Именно в этот раз я впервые увидел его мать. Её, оказывается, время от времени выпускали из психиатрической больницы домой.

Это была абсолютно больная, маленькая, сухонькая женщина, очень скромно одетая во что-то чёрно-серое, – она часами стояла посредине комнаты рядом со столом, даже не облокачиваясь на него, и курила одну сигарету за другой, глядя куда-то вглубь себя, не сдвигаясь с места и не меняя позы. Бог знает, о чём она думала, что вспоминала и что там мерещилось ей в её маленькой, больной головке. Она очень боялась сына, а тот обращался с ней, как с вещью – просто приподнимал её и переставлял, как вешалку, при этом беззлобно, но очень смешно шутил. Иногда, правда, она вызывала в нём приступы ярости, и он вдруг шипел-кричал на неё: «Быстро на кухню! Марш на кухню, я сказал!» И она поспешно семенила по коридору.

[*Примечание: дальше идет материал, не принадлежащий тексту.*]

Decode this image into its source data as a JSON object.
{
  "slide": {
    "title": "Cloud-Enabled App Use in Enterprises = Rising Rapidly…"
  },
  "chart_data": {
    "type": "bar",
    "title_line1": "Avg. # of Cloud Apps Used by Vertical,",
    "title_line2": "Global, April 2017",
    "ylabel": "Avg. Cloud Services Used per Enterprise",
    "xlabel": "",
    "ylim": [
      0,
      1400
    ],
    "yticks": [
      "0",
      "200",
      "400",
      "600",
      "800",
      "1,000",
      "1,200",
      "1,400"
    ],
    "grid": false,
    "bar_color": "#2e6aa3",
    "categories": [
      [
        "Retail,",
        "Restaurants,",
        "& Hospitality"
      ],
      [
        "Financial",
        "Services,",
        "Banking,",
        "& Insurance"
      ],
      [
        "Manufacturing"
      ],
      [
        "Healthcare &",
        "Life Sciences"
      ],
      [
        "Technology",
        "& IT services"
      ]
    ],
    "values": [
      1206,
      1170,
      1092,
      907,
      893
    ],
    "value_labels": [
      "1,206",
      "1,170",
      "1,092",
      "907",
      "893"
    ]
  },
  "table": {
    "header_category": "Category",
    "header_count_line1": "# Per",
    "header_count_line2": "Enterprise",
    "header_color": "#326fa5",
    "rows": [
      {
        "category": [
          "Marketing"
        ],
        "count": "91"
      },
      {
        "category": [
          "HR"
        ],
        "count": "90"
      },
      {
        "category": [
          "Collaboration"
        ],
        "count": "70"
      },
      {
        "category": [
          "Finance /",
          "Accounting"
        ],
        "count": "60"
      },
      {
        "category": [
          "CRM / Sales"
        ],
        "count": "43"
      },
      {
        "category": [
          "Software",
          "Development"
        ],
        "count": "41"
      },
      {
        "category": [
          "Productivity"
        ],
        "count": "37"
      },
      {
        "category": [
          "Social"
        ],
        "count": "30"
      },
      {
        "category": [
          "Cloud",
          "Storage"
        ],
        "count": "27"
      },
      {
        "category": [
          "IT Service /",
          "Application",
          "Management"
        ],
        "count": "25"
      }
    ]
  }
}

К моему ужасу, через несколько дней весь её страх перед сыном вдруг обернулся лютой ненавистью ко мне – я иногда ловил её «испепеляющие» взгляды в мою сторону, а однажды ночью мне приснился какой-то кошмар. И когда я проснулся, первое, что я увидел, было её безумное лицо в тридцати-сорока сантиметрах прямо надо мной! Она глядела не в глаза мне, а чуть выше – в середину лба и точно сверлила в нём дыру. Медленно подносила сигарету к своему старческому рту и так же медленно после затяжки опускала руку. Я, честно говоря, просто не знал, что делать. Когда первый момент ужаса прошёл, я стал ворочаться в надежде, что она очнётся от своего параноического ступора, но это оказалось бесполезным. Прикрикнуть на неё или послать на кухню в манере Чудакова я никак не мог, и всё закончилось тем, что я закрылся от неё с головой одеялом и как-то незаметно уснул. И только потом я сообразил, что ей ничего не стоило окончательно увидеть во мне всё средоточие зла и несчастий её жизни, взять на кухне какой-нибудь тяжёлый предмет – молоток или топорик и жахнуть по тому самому ненавистному месту, куда она хотела проникнуть своим упорным взглядом. У неё была какая-то тяжёлая форма паранойи.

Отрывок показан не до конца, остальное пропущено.